Melihat hal itu Ngadimin kecil merasa dendam dengan kekejaman Belanda yang telah menghabisi nyawa ayahnya dan warga lain. Ia pun berteka akan akan membalas kematian sang ayah dengan menjadi pejuang kemerdekaan untuk mengusir para pejajah.
Kesempatan itu akhirnya datang kepadanya. Awal perjuangan Ngadimin, adalah saat membantu para prajurit TNI yang ingin menyergap gudang senjata Belanda.
Ia yang melihat senjata prajurit ditinggal di kebun, sengaja menyembunyikannya dengan cara ditutup daun kering. Tujuannya agar tidak ketahuan oleh Belanda.
Aksi Ngadimin yang menyelamatkan sejata pejuang ini pun diketahui oleh Komandan yang akan melakukan penyergapan gudang senjata Belanda. Dan karena aksinya itu, akhirnya Ngadimin diminta untuk bergabung berjuang melawan pejanjah meski usianya masih cukup muda.
Ngadimin yang tidak memiliki keahlian menggunakan senapan, mendapatkan tugas yang cukup penting. Yakni menjadi telik sandi atau mata-mata.
Usia Ngadimin yang masih muda, tidak membuat Belanda curiga. Terlebih saat itu, Ngadimin juga berpura-pura menjadi orang gila, sehinga membuatnya bebas mengawasi setiap pergerakan tentara Belanda dan berhasil dilaporkan kepada Komandannya dengan baik.
Dari situ, Ngadimin pun menjadi salah satu pejuang untuk mengusir pejajah dari Kota Solo. Kisah itu diceritakan Ngadimin saat bertemu dengan Gubernur Jawa Tengah Ganjar Pranowo, Senin (9/11) di Rumah Dinas Gubernur Puri Gedeh.
"Saat itu Komandan pasukan terkejut, kok bisa senjatanya diamankan. Setelah tahu saya yang melakukan, terus saya diminta gabung berjuang dan mendapat tugas baru. Saat itu, saya ditugasi menjadi pengintai Belanda," ucap Ngadimin kepada Ganjar.
Pria yang lebih akrab disapa Mbah Ngadimin ini sengaja mendatangi Gubernur Ganjar Pranowo dari Kota Solo untuk "ngudo roso" (berkeluh kesah) akan nasibnya, yang sampai saat ini tidak pernah diakui sebagai pejuang kemerdekaan dan tidak tercatat di Legiun Veteran Republik Indonesia (LVRI).

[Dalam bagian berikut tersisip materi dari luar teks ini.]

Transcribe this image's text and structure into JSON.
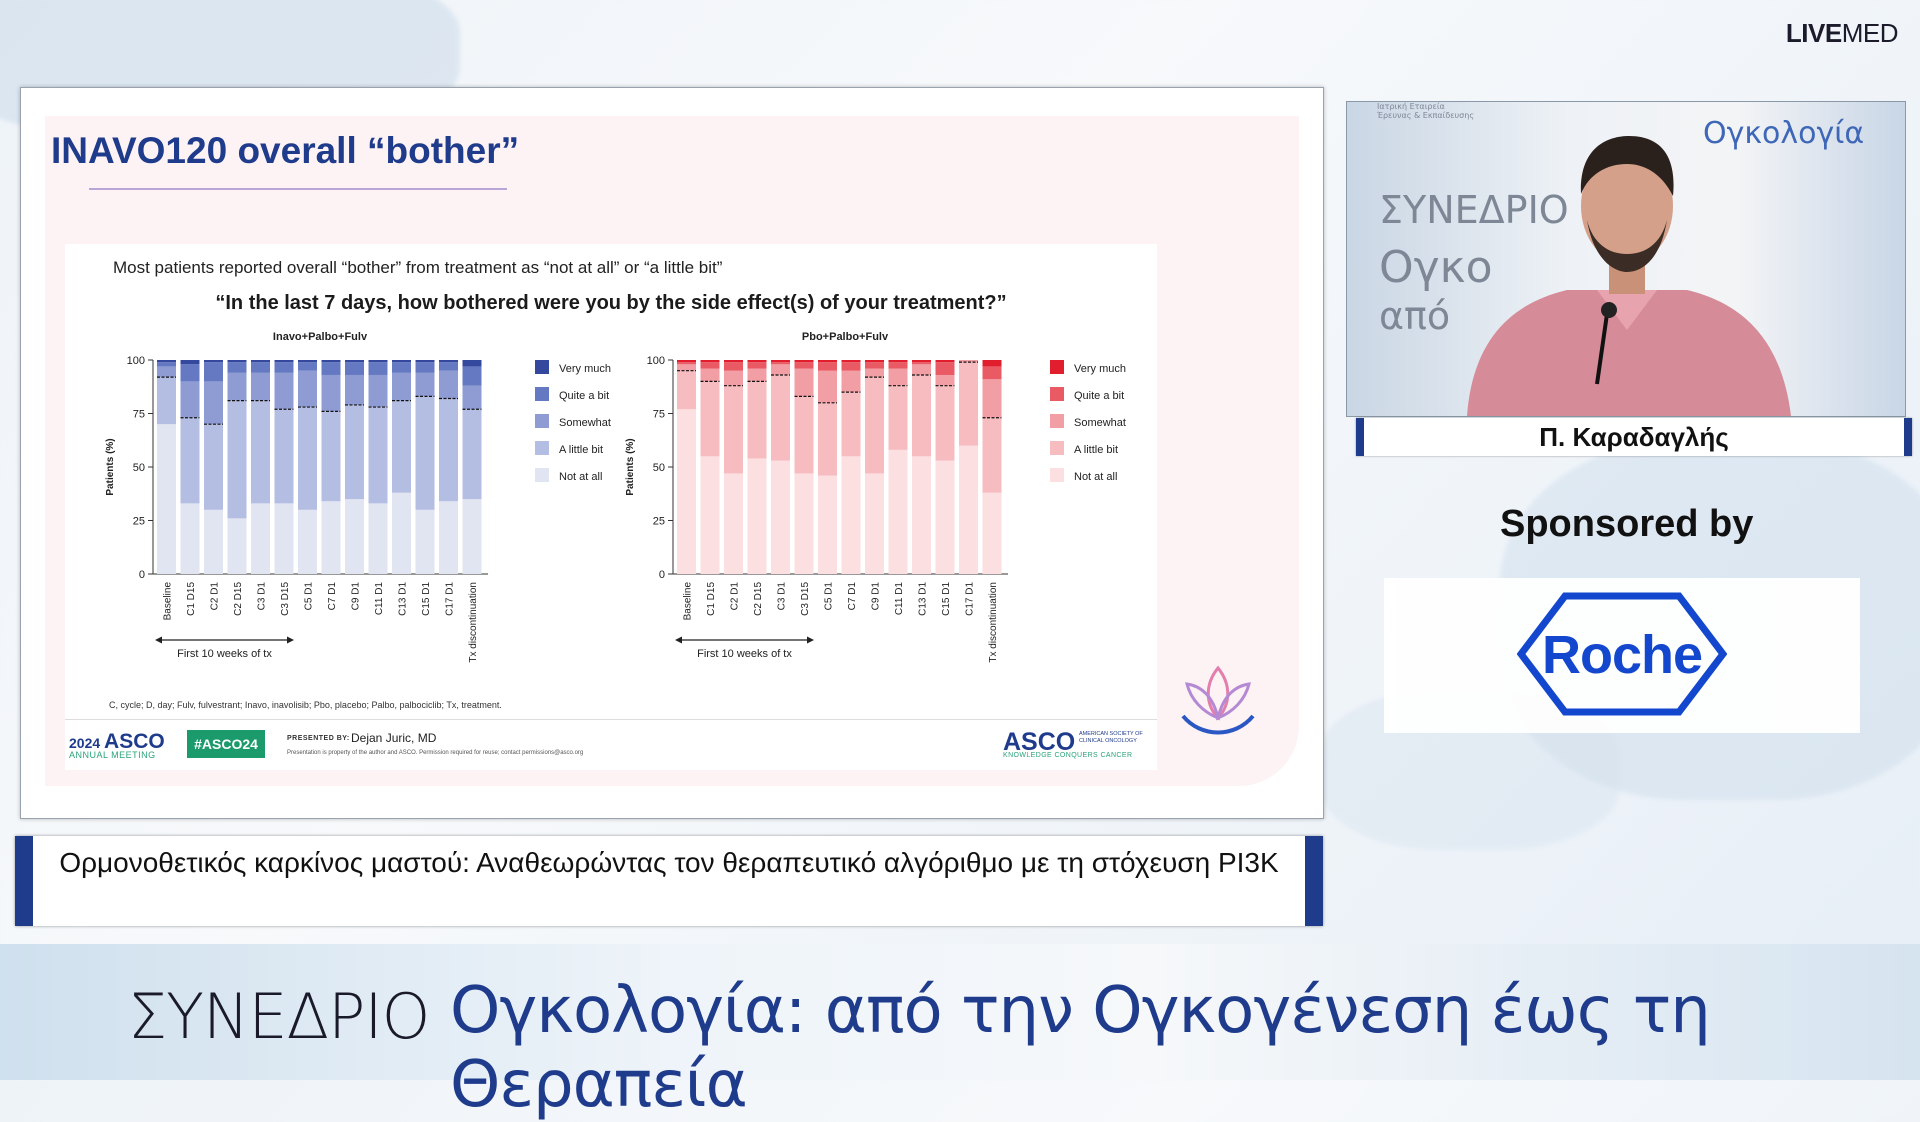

Kedatangannya diantar diantar pegiat sosial Solo, Agus Widanarko.
Yah, Mbah Min dulunya adalah seorang pejuang. Di usianya yang sudah menginjak 88 tahun itu, dirinya masih lancar menceritakan bagaimana kisah heroiknya tempo dulu. Kini pejuang yang sudah memiliki 9 cucu ini hanya justru harus berjuang menghadapi kerasnya kehidupan.
Kepada Ganjar Mbah Min, bercerita, untuk memenuhi kebutuhannya sehari-hari, dirinya berdagang mainan anak-anak yang dibuatnya sendiri.
Mbah Min mengaku, tidak mengurus statusnya sebagai mantan pejuang bukan karena dirinya tidak mau, namun karena dirinya tidak memiliki bukti bahwa dirinya adalah salah satu pejuang kemerdekaan.
"Sekarang itu harus ada hitam diatas putih. Semua harus ada tanda bukti, sementara saya tidak punya. Dulu, saya itu hanya berani saja, tidak mikir besok begini," jelasnya pada Ganjar.
Mendengar cerita Mbah Min, Ganjar langsung menghubungi Dinas Sosial Provinsi Jateng, dan meminta untuk membantu Mbah Min memperoleh haknya sebagai seorang veteran perjuangan.
Tak selang berapa lama, petugas dari Dinas Sosial Pemprov Jateng langsung datang ke rumah dinas Ganjar. Tujuannya untuk bertemu Mbah Min dan membantu memperoleh haknya sebagai veteran. "Nanti biar diurus dan dibantu Mbah, saya doakan njenengan sehat terus," ujar Ganjar.